A quick guide on how to grow Japanese Anemone.

Few plants can send up a succession of flowers from August until late October and look elegant at every stage, whether tight bud, long-lasting flower or neatly spherical seed head.
But the Japanese Anemone manages it perfectly.

This distinctive plant reaches 90cm (3ft) tall.
The term Japanese Anemone is misleading. A. hupehensis is actually a native of Hupeh province in eastern China, but it was grown in Japanese gardens for centuries, hence the confusion.
Robert Fortune (1812-1880) introduced it into Europe in 1844, having apparently discovered it running between the tombstones in a Shanghai graveyard.
It was one of several long-lived, ethereal plants used to commemorate the dead. In the garden setting, too, they seem to enjoy popping up through stonework or paving close to buildings or paths.
All plants given the species name hupehensis are distinctive; the five rounded, evenly spaced petals form branching heads of simply shaped flowers.

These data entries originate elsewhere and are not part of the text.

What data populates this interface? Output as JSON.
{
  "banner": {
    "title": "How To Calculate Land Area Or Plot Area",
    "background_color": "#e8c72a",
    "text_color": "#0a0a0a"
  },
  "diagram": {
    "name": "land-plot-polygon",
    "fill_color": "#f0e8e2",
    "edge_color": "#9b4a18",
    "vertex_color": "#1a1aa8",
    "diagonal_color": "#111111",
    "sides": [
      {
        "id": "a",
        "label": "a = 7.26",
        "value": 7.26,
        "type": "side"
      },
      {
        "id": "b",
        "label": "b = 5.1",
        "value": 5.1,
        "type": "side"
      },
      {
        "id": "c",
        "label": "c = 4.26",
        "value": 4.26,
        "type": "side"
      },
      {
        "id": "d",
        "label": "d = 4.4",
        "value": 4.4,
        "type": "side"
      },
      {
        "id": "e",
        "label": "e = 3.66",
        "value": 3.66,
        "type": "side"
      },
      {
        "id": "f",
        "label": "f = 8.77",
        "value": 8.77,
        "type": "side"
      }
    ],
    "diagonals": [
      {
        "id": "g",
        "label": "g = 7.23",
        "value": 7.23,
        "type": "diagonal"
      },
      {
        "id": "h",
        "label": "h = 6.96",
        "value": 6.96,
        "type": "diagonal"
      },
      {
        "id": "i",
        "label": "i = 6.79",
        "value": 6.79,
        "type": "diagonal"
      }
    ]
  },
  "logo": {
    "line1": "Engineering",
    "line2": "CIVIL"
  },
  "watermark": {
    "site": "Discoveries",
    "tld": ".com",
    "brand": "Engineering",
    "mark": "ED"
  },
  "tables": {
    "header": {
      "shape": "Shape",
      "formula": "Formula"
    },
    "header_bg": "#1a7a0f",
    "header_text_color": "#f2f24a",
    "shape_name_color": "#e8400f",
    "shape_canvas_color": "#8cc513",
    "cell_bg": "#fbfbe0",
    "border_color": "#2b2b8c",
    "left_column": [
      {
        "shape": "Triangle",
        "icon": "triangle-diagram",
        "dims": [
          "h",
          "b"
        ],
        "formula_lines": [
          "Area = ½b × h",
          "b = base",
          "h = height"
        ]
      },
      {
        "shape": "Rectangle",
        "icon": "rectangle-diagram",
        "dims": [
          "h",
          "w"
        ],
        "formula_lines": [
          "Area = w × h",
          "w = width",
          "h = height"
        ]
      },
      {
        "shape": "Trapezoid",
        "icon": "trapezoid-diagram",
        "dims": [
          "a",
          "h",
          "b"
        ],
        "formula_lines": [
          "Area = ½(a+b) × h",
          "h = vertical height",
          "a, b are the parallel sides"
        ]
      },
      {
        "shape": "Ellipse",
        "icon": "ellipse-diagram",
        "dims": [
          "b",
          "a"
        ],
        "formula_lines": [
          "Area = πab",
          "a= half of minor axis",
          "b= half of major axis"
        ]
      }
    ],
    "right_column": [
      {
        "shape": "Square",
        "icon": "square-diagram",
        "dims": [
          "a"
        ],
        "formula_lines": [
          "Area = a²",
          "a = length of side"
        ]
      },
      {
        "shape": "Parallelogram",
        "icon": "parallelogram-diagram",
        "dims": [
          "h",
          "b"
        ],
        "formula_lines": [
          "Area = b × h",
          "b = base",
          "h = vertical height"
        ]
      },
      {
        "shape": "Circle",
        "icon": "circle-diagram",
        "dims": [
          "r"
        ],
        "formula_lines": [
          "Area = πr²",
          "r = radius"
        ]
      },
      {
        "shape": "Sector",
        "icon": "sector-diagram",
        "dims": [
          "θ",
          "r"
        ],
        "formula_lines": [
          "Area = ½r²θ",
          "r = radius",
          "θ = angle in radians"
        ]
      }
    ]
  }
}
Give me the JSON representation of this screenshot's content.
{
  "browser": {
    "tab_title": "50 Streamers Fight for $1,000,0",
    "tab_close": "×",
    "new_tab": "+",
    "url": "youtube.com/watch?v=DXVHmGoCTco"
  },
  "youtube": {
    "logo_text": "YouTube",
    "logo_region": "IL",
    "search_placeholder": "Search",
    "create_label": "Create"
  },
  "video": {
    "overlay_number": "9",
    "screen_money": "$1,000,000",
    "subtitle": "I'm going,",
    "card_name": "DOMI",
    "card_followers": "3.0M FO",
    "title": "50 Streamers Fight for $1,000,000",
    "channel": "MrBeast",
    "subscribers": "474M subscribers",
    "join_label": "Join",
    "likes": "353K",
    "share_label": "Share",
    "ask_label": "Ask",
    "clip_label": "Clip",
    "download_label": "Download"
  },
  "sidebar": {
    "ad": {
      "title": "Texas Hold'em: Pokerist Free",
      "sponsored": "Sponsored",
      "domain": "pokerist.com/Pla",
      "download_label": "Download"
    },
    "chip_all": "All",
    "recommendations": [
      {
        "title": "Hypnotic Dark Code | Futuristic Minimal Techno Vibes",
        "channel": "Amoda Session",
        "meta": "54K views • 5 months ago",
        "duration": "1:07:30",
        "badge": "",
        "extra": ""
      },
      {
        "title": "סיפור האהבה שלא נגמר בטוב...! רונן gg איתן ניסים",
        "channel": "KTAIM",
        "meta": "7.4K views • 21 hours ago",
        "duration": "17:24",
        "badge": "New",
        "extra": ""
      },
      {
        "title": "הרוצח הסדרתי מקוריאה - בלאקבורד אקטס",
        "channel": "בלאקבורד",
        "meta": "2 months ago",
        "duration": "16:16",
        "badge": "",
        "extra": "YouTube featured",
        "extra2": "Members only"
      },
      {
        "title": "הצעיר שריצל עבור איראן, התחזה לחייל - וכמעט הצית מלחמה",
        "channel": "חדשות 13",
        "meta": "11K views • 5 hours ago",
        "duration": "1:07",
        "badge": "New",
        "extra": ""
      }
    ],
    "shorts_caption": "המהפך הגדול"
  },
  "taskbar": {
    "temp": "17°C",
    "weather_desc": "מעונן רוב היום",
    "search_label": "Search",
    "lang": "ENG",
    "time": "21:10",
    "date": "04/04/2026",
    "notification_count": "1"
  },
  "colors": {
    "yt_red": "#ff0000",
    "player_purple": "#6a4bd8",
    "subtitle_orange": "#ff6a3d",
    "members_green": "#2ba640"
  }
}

If several are grown together they will produce seedlings and most named forms are natural selections, rather than deliberate crosses.
Growing tips
Japanese Anemones can colonise large areas and become almost thuggish, rapidly reappearing if you try to eradicate them.
But, despite their robust and long-lived qualities, they can also be difficult to establish because they dislike disturbance. When buying, go for well-grown, larger specimens and plant them in rich friable soil in semi-shade. If conditions are not ideal, they creep towards cooler soil, then romp away.
How to propagate
Well-established plants are best left untouched, but if you do want to increase them, lift the offshoots from the main plant just as they emerge in late spring and pot them up in a soil-based compost, preferably in plastic pots to keep the roots cool.
These can be planted out in mid-summer. Root cuttings can also be taken in early winter: lay sections of root out flat on the surface then cover these with compost.